This is a relatively brief addendum to last week’s post, where I described how the `rvar`

datatype implemented in the `R`

package `posterior`

makes it quite easy to perform posterior probability checks to assess goodness of fit. In the initial post, I generated data from a linear model and estimated parameters for a linear regression model, and, unsurprisingly, the model fit the data quite well. When I introduced a quadratic term into the data generating process and fit the same linear model (without a quadratic term), equally unsurprising, the model wasn’t a great fit.

Immediately after putting the post up, I decided to make sure the correct model with the quadratic term would not result in extreme p-value (i.e. would fall between 0.02 and 0.98). And, again not surprisingly, the model was a good fit. I’m sharing all this here, because I got some advice on how to work with the `rvar`

data a little more efficiently, and wanted to make sure those who are interested could see that.
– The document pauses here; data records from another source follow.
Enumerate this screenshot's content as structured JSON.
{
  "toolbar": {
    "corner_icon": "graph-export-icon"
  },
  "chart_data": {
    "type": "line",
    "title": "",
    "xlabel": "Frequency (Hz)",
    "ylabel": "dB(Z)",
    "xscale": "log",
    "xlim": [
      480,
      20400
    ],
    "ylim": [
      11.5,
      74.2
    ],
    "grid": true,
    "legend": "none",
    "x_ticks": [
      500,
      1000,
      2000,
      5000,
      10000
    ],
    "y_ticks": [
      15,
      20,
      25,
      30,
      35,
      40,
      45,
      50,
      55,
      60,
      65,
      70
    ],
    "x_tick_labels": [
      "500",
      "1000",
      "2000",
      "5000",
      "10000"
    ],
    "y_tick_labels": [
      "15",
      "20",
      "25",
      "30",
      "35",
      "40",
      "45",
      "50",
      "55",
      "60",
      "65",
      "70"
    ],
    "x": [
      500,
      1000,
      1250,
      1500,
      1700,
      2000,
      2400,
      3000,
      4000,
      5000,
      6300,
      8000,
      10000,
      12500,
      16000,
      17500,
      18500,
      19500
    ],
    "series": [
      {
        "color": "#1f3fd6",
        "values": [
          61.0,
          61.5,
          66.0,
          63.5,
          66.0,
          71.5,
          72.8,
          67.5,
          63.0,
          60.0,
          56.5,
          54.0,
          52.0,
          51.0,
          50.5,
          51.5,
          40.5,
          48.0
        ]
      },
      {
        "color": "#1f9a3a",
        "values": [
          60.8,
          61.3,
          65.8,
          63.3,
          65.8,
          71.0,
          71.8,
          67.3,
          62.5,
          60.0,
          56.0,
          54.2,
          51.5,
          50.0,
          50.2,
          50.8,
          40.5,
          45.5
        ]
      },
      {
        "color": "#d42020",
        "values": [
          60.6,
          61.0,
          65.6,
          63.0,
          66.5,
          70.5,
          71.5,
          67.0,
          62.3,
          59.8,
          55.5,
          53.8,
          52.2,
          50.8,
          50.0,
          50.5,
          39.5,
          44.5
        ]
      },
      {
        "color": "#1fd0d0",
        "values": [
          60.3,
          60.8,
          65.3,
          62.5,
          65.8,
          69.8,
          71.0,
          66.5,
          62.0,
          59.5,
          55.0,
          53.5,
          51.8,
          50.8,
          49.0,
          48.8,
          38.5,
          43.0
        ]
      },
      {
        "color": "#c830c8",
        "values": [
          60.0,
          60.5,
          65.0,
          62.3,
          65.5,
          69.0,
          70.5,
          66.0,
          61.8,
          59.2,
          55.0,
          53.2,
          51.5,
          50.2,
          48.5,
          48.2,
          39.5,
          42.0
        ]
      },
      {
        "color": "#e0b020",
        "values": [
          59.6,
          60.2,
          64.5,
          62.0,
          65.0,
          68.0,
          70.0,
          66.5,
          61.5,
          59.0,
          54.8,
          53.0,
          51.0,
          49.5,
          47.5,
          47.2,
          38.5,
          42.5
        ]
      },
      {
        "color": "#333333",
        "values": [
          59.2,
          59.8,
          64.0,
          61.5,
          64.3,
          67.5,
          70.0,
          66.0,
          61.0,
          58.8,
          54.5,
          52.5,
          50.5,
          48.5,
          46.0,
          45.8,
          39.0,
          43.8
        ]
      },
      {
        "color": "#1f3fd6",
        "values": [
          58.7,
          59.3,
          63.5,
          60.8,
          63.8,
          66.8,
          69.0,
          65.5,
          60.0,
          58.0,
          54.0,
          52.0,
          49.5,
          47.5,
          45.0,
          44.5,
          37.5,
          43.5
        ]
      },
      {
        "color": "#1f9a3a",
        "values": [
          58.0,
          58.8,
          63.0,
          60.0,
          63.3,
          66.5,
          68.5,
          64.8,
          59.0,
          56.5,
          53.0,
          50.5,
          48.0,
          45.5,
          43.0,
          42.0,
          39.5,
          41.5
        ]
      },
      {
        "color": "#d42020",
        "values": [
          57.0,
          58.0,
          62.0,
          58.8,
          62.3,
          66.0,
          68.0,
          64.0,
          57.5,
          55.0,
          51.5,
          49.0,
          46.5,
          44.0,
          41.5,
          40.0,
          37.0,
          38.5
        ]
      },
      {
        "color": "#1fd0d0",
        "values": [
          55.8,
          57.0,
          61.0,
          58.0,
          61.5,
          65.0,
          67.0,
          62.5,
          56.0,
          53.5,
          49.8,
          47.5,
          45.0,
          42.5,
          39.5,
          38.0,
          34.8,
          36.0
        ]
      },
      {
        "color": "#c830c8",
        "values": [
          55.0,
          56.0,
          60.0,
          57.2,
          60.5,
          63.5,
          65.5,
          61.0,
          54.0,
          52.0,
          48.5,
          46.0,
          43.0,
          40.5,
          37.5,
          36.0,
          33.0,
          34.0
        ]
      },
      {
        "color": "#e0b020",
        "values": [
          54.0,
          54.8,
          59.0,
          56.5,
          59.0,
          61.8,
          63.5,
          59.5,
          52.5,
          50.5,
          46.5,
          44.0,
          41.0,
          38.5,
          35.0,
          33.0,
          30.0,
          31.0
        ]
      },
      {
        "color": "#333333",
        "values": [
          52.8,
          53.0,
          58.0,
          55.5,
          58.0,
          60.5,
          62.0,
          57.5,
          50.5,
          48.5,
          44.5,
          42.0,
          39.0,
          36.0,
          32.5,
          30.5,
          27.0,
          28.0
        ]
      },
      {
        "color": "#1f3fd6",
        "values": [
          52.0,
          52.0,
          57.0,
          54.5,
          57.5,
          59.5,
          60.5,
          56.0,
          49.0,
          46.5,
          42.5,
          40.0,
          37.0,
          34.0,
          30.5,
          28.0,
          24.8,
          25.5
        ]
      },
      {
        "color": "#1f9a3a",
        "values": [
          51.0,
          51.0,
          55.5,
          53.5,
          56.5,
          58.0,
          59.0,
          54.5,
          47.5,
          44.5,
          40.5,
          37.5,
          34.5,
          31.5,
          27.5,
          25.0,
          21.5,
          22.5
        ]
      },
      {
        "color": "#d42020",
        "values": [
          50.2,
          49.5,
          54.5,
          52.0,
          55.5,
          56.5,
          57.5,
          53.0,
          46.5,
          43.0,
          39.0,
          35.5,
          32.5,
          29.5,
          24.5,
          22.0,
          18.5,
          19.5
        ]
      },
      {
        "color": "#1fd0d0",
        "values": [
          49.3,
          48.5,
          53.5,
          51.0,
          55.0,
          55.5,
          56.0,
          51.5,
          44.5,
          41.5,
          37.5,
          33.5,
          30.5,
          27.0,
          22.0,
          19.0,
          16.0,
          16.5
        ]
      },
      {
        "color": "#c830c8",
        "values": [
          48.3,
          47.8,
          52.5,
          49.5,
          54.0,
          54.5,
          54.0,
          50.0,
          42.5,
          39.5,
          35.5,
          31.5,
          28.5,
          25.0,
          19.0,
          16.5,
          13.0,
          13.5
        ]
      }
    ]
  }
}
And while I was at it, I decided to investigate the distribution of Bayesian p-values under the condition that the model and data generating process are the same (i.e. the model is correct).

Just as a reminder, here is the data generation process:

\[y \sim N(\mu = 2 + 6*x - 0.3x^2, \ \sigma^2 = 4)\]

Here are the necessary libraries:

```
library(simstudy)
library(data.table)
library(cmdstanr)
library(posterior)
library(bayesplot)
library(ggplot2)
```

And here is the data generation:

```
b_quad <- -0.3
ddef <- defData(varname = "x", formula = "0;10", dist = "uniform")
ddef <- defData(ddef, "y", "2 + 6*x + ..b_quad*(x^2)", 4)
set.seed(72612)
dd <- genData(100, ddef)
```

The `Stan`

model is slightly modified to include the additional term; \(\gamma\) is the quadratic parameter:

```
data {
int<lower=0> N;
vector[N] x;
vector[N] y;
}
transformed data{
vector[N] x2;
for (i in 1:N) {
x2[i] = x[i]*x[i];
};
}
parameters {
real alpha;
real beta;
real gamma;
real<lower=0> sigma;
}
model {
y ~ normal(alpha + beta*x + gamma*x2, sigma);
}
```

`mod <- cmdstan_model("code/quadratic_regression.stan")`

```
fit <- mod$sample(
data = list(N = nrow(dd), x = dd$x, y = dd$y),
seed = 72651,
refresh = 0,
chains = 4L,
parallel_chains = 4L,
iter_warmup = 500,
iter_sampling = 2500
)
```

```
## Running MCMC with 4 parallel chains...
##
## Chain 3 finished in 0.5 seconds.
## Chain 1 finished in 0.5 seconds.
## Chain 2 finished in 0.5 seconds.
## Chain 4 finished in 0.5 seconds.
##
## All 4 chains finished successfully.
## Mean chain execution time: 0.5 seconds.
## Total execution time: 0.6 seconds.
```

As before, I am plotting the observed (actual data) along with the 80% intervals of predicted values at each level of \(x\). The observed data appear to be randomly scattered within the intervals with no apparent pattern:

```
post_rvars <- as_draws_rvars(fit$draws())
mu <- with(post_rvars, alpha + beta * as_rvar(dd$x) + gamma * as_rvar(dd$x^2))
pred <- rvar_rng(rnorm, nrow(dd), mu, post_rvars$sigma)
df.80 <- data.table(x = dd$x, y=dd$y, t(quantile(pred, c(0.10, 0.90))))
df.80[, extreme := !(y >= V1 & y <= V2)]
```

The code to estimate the p-value is slightly modified from last time. The important difference is that the lists of `rvars`

(*bin_prop_y* and *bin_prop_pred*) are converted directly into vectors of `rvars`

using the `do.call`

function:

```
df <- data.frame(x = dd$x, y = dd$y, mu, pred)
df$grp <- cut(df$x, breaks = seq(0, 10, by = 2),include.lowest = TRUE, labels=FALSE)
bin_prop_y <- lapply(split(df, df$grp), function(x) rvar_mean(x$y < x$mu))
rv_y <- do.call(c, bin_prop_y)
T_y <- rvar_var(rv_y)
bin_prop_pred <- lapply(split(df, df$grp), function(x) rvar_mean(x$pred < x$mu))
rv_pred <- do.call(c, bin_prop_pred)
T_pred <- rvar_var(rv_pred)
mean(T_pred > T_y)
```

`## [1] 0.583`

In this one case, the p-value is 0.58, suggesting the model is a good fit. But, could this have been a fluke? Looking below at the density plot of p-values based on 10,000 simulated data sets suggests not; indeed, \(P(0.02 < \text{p-value} < 0.98) = 99.8\%.\) (If you are interested in the code that estimated the density of p-values, I can post it as well.)